Rex Tillerson will not be liable to pay income tax for the whole sum at once
Published By: Myrna Salomon on January 11, 2017 09:44 am EST
Former Chief Executive of Exxon Mobil Corporation (NYSE:XOM) Rex Tillerson finalized a package for his deferred compensation with the company a few days back. He is set to get a sum of $180 million so that no questions of ethics are raised against him if his post as Secretary of State is confirmed. This deal is said to have made him avoid a federal tax for as much as $72 million according to a report on Bloomberg.
This arrangement was also reviewed by federal authorities to check its compliance with ethics policies of the US. He would have to give up his unvested shares as a part of this deal.

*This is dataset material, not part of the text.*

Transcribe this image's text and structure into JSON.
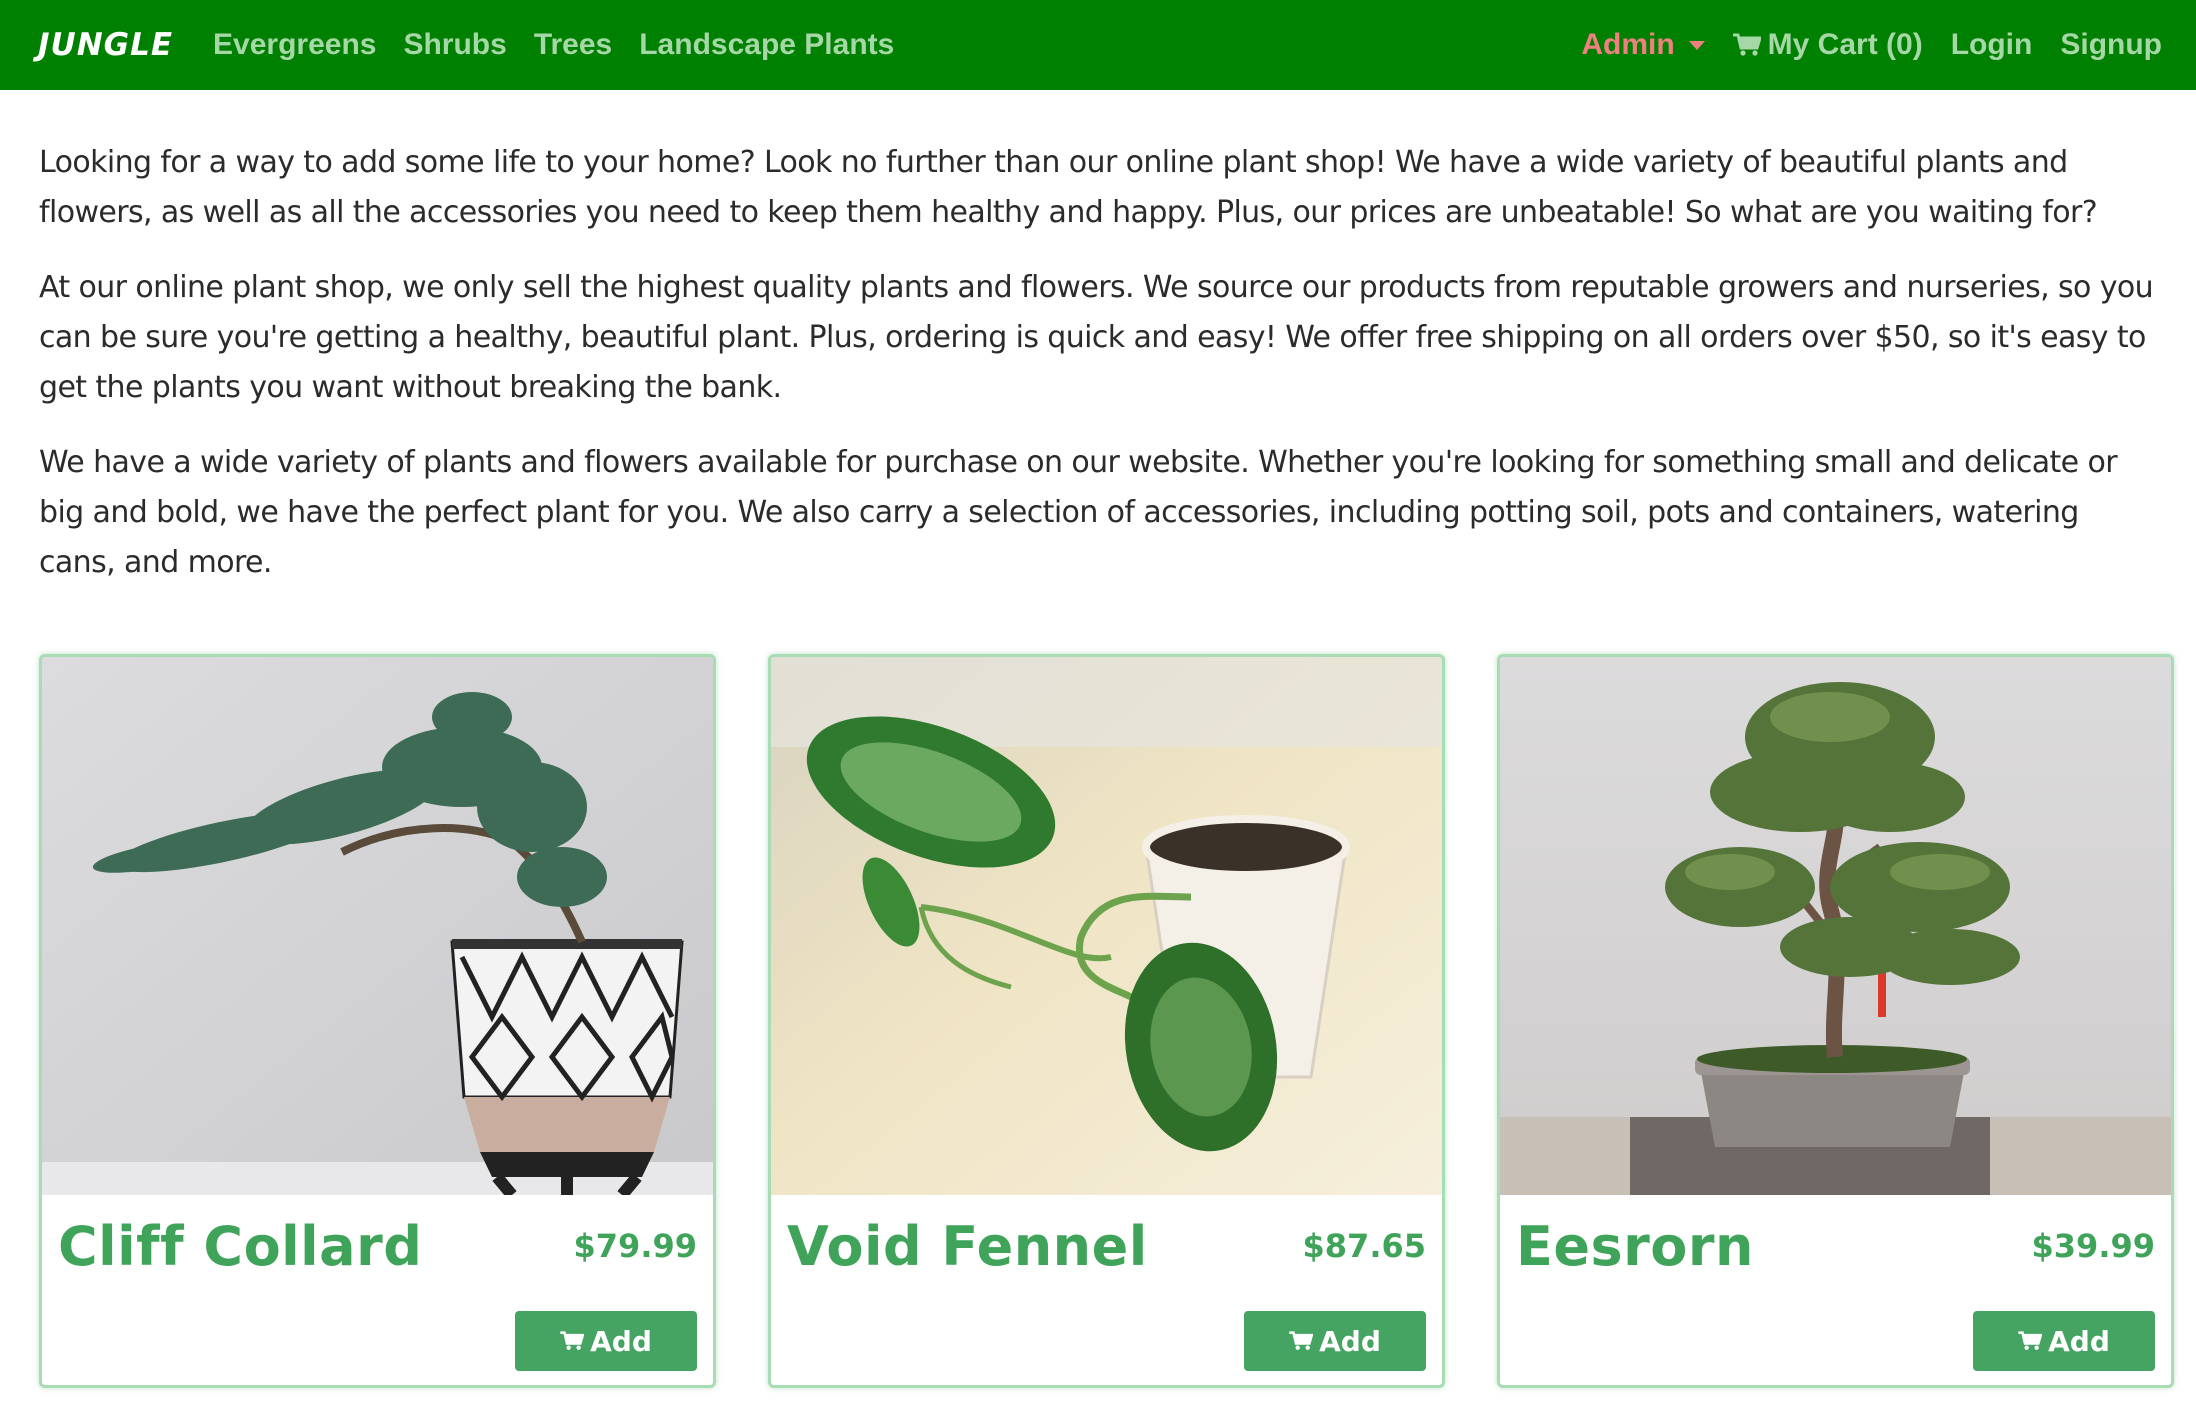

In normal cases the cash payments awarded for unvested stocks is subject to an income tax liability. However, in the case of Mr. Tillerson, the plan is such that a trustee is involved which would disburse payments to him according to a planned schedule for the next ten years. This schedule will be similar to the policy of the company regarding the vesting schedule.
This means that Rex Tillerson would receive payments as parts for a period of ten years. Therefore, he would have to pay ordinary tax as he receives the sum. The company can take a corporate tax deduction but will only do so when the payments are made.
A tax partner Michael Kosnitzky while commenting on the situation said: “It’s unusual in that he’s getting a special arrangement that will allow him to continue the value of his deferred compensation through the trust while deferring taxes.”
However, experts have said that there is nothing illegal or unethical regarding the arrangement. Whereas, the Internal Revenue Service might question the move. A spokesman for Exxon has confirmed to this news. The lawyer for Tillerson also confirmed this news and was quoted as saying that this payout package does not break any law governing deferred taxation.